Figure 4 Store-operated calcium currents in freshly isolated hepatocytes. A: I-V curves of I_SOC induced by 10 μmol/L IP₃ and 10 mmol/L ethylene glycol tetraacetic acid (EGTA) in hepatocytes, recorded with the voltage ramps from -100 mV to +100 mV, showing the beginning of whole-cell patch-clamp recording (red) and reaching peak current (green) (n = 14); B: Time course of I_SOC development, taken at holding potentials of -100 mV and +100 mV for inward and outward currents, respectively; C: I-V curves of I_SOC obtained by subtraction of baseline from peak current (the red and green sections of the trace, respectively, as described in A), at the time marked “▲” in B; D: Currents induced by 10 mmol/L EGTA following replacement of Ca²⁺ with Ba²⁺ in the external solution (n = 6); E: I-V curves at the three time points indicated by the arrows in panel D: 1, SOC was fully activated by 10 mmol/L EGTA in the pipette solution, 2, 3, The amplitude of I_SOC at -100 mV as a function of time when the external solution was replaced by a solution containing 100 mmol/L Ba²⁺ and no Ca²⁺ or Mg²⁺ for the period indicated in D (n = 6); F: Currents stimulated by 10 mmol/L EGTA. The green trace shows the instantaneous current density-voltage relationship in the range of -100 mV to +100 mV obtained in response to a voltage ramp at the time when inward current was fully developed.
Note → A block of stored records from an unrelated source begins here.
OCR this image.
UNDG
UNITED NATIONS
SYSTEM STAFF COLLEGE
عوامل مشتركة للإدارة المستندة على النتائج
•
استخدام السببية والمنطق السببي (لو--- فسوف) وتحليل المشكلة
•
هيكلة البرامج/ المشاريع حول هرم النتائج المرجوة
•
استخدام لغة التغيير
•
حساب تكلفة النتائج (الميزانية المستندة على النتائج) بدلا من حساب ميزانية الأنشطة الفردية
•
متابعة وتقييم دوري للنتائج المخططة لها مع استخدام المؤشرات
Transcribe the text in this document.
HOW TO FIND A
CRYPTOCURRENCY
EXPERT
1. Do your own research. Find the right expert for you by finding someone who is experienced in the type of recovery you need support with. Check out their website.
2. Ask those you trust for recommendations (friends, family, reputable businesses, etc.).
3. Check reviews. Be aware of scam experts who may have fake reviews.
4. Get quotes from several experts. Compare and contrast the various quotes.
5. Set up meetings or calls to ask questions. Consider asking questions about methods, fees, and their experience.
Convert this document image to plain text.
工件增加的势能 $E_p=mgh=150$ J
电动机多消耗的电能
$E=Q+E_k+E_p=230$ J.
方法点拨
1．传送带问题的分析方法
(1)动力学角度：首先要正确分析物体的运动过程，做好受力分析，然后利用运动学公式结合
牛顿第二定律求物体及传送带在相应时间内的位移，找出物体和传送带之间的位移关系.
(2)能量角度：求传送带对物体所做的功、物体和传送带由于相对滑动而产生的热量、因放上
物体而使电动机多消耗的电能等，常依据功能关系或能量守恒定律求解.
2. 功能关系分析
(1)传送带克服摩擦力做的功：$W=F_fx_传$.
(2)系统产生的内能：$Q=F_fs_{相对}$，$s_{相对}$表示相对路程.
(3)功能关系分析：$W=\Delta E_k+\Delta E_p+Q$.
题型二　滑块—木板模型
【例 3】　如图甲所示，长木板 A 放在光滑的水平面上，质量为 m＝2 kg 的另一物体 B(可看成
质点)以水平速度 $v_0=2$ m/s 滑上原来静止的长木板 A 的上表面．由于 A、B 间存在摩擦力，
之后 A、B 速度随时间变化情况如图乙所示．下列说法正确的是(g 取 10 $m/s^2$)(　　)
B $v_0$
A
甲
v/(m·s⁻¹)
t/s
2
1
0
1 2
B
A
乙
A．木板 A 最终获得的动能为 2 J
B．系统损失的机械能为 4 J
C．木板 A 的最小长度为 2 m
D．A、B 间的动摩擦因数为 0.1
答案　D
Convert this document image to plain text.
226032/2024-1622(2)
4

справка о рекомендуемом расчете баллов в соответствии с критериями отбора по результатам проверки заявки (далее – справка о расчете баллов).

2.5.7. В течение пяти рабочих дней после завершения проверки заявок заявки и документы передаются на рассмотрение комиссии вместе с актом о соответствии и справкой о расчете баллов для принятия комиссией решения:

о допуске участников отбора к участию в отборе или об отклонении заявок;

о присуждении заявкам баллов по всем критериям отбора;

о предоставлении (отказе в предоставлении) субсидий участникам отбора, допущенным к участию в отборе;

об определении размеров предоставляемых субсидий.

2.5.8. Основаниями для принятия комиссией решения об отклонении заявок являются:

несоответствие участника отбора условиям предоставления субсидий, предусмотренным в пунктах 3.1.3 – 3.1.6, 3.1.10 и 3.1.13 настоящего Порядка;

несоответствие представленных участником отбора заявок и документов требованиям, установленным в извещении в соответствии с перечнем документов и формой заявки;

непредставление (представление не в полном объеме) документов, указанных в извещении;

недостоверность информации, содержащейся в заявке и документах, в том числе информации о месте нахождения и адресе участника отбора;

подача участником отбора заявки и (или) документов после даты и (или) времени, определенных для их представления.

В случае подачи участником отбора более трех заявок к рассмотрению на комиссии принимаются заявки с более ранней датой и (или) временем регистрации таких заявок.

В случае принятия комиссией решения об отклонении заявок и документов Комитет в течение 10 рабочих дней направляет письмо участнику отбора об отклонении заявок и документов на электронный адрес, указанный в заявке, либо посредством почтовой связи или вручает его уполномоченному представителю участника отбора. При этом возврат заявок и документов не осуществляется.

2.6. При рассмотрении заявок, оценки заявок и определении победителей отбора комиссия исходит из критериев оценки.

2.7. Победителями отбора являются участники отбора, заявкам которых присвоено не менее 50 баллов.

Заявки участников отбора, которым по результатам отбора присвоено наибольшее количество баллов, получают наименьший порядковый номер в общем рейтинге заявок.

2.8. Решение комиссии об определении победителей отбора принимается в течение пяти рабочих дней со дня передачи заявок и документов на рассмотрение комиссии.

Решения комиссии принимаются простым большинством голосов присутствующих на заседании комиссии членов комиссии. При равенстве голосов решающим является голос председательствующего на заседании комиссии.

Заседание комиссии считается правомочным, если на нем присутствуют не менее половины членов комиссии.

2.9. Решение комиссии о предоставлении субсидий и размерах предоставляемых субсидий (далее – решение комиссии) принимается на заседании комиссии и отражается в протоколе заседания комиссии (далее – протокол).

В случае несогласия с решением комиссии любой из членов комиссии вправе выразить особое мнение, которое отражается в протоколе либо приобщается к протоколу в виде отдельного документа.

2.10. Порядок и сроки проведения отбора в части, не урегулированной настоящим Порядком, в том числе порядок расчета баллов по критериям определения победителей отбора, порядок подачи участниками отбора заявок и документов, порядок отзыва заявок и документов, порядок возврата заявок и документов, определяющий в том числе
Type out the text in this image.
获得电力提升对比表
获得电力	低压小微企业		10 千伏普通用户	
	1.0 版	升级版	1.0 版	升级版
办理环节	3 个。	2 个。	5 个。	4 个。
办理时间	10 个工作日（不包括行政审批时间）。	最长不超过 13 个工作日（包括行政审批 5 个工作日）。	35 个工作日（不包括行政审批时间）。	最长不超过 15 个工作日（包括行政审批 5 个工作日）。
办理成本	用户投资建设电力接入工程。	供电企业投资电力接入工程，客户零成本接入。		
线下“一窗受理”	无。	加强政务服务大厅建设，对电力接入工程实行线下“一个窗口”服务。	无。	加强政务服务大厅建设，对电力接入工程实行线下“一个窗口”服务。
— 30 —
The black trace was obtained in response to the presence of 100 μmol/L 2-APB (n = 6); G: Effect of 10 μmol/L A9C on current induced by 10 mmol/L EGTA. The green trace shows the instantaneous current density-voltage relationship in the range of -100 mV to 100 mV obtained in response to a voltage ramp at the time when inward current is fully developed. The black trace was obtained in the presence of 10 μmol/L A9C (n = 5).